Sunday, September 12, 2010

Campus in Summer

Here are a few pics I took wandering around campus during my first few days here- Cornell and Ithaca are stunning in summer...

The clocktower

View from the top of the clocktower

View over one of the gorges that cuts through campus, this is my morning route to uni!

The Arts Quad

The Ag Quad, across from my building

Botanic gardens on campus

Wednesday, August 18, 2010

Bye bye Brisbane!

Apart from mum and my fantastic friends, one of the beloved things I'm leaving behind for a while in Brisbane is my lab at UQ. Here's a little farewell I made for their lab website!

We're the Schmidt Ecophysiology Lab, and we really love science...

Tuesday, July 20, 2010

Something to look forward to!

I'm going to Linzie's graduation in a couple of hours, and decided to casually google what the Cornell grad robes look like. If I can stick it out for 5 years, I can look forward to looking this silly...

Monday, June 14, 2010

My first foray into the blogsphere!

As promised, I'm keeping a blog to chart my experiences over the next few years- leaving Brisbane, moving to upstate New York and starting my PhD in plant physiology/ecology at Cornell University.

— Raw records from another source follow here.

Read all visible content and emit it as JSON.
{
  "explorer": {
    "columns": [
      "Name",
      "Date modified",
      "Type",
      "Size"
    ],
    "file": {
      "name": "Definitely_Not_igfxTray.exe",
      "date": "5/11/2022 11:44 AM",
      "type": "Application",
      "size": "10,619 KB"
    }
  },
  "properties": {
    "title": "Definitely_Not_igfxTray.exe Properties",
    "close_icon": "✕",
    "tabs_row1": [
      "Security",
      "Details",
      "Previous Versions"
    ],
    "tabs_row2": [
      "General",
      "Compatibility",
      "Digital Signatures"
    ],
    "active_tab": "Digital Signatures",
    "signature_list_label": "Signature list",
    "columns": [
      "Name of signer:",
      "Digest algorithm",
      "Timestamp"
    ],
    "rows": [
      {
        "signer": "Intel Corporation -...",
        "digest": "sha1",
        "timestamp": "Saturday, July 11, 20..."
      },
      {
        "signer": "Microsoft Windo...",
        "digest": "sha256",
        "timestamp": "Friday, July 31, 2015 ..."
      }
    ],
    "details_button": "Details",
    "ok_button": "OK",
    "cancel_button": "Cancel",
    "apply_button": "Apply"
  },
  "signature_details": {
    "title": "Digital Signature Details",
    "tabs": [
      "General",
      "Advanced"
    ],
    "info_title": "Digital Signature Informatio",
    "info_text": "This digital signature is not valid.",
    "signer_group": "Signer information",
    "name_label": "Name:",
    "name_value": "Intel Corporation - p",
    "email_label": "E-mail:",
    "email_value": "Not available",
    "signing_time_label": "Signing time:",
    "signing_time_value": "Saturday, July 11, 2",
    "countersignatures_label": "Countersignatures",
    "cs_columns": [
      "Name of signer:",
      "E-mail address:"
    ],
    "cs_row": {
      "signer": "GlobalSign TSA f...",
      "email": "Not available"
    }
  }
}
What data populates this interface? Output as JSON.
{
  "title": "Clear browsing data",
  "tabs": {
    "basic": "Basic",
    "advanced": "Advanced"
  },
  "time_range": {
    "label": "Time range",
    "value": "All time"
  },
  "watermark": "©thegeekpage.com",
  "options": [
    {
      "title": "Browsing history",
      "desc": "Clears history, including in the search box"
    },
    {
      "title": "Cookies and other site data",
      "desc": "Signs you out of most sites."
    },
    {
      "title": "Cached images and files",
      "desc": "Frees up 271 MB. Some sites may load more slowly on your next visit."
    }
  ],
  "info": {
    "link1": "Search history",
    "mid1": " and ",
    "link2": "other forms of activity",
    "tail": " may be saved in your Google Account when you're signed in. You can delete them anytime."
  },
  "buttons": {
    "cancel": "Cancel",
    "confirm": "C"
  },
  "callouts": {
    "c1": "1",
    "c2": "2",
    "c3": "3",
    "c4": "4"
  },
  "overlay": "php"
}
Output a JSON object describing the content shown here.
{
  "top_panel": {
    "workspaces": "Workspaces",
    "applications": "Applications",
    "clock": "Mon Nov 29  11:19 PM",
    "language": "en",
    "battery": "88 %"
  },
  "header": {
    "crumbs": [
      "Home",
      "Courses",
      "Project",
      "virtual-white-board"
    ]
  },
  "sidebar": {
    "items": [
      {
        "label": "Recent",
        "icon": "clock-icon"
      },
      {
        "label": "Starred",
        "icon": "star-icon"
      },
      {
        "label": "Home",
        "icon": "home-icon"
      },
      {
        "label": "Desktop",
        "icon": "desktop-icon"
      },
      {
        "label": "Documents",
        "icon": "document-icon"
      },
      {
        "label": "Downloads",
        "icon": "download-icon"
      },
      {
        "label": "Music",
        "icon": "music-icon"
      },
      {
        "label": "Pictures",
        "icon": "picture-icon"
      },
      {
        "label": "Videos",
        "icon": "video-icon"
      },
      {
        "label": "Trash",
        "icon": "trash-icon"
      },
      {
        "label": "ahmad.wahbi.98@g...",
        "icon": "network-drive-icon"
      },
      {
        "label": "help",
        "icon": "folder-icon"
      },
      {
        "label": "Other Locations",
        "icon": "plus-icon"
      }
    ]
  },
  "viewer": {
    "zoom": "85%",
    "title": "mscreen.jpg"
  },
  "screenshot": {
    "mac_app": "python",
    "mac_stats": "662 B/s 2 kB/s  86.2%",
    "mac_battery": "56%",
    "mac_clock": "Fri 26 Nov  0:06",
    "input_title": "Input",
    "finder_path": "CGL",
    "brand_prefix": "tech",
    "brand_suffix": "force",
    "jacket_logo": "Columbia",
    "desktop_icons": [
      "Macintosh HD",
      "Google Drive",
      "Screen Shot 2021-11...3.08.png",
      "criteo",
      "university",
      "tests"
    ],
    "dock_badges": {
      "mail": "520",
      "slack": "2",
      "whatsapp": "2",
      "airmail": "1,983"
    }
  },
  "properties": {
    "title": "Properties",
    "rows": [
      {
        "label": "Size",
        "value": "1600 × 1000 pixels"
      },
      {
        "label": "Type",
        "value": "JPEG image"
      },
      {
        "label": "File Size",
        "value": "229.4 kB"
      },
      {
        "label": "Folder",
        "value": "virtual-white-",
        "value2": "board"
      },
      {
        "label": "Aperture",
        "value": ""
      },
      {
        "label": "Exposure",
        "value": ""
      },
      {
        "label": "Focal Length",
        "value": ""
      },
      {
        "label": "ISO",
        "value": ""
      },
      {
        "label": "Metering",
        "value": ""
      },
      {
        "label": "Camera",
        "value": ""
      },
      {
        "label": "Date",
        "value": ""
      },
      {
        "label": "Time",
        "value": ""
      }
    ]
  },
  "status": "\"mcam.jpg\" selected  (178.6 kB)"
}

I'll be keeping friends/family up to date with my news and adventures adjusting to a new culture and very different life. No doubt there will be plenty of ranting as well, not to mention general bemoaning of the imperial measurement system...

I'm also keen to explore a few other issues I've been thinking about lately- the realities of women in science, the PhD process and the changing nature of science as a career. Basically, I've been reading too many internet columns doling out advice to grad students and I'm interested to see whether the reality is as terrifying and depressing as they generally make it out to be!